The author of Hebrews points out what many overlook when pondering God’s command to kill Isaac. Prior to that command, prior to God asking Abraham to slay the son of promise, God had told Abraham that through Isaac his descendants would be named. This promise came when Abraham was concerned about the enmity between Hagar and Sarah.
This promise was given to Abraham in advance of the command to kill Isaac. Therefore, when God asked Abraham to kill Isaac, Abraham was confronted with a divinely ordained paradox. How could God ask him to kill Isaac prior to Isaac bearing children? Abraham determined, as we learn from Hebrews, that God could raise Isaac from the dead. Is there really any other solution to the paradox? If indeed God allowed Abraham to kill Isaac, then God would have to raise Isaac from the dead in order for him to have children. So this is a foreshadow of the resurrection from the dead.
But what about a three day interval? Hebrews speaks of Abraham and Isaac as a type of the resurrection of Christ, but not as a type of the third day resurrection. To understand where the three day interval comes into play, we must go to the text in Genesis and look at the details in more depth.
The text says that Abraham departed in the morning to the place where he would kill Isaac, and on the third day arrived at the destination. To make sense of this, we must understand that in the faithful mind of Abraham, he had determined to kill his son upon the command from God. So as far as Abraham was concerned, Isaac was dead. In fact, Isaac was dead to Abraham, so to speak, during the entire three day journey to Moriah.
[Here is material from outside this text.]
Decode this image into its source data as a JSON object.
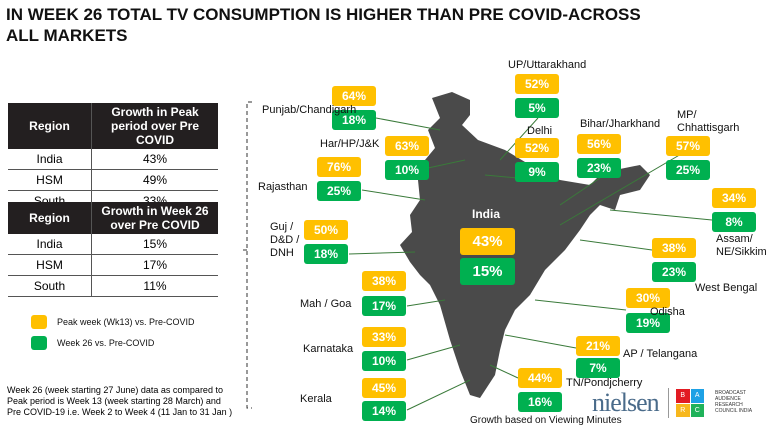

But on the third day, when they ascended the mountain, when Abraham was prevented from killing Isaac by the cry of the angel, when the plan of God was revealed and Abraham learned Isaac was not to die, at that moment on the third day Isaac was figuratively resurrected in the mind of Abraham. Abraham at that moment knew his son would remain alive and a literal resurrection was not needed, although in his heart he was prepared for God to do such a thing.
It is in this way, then, that the story of the binding of Isaac points ahead to the Messiah and His own binding upon a cross, and subsequent resurrection – on the third day.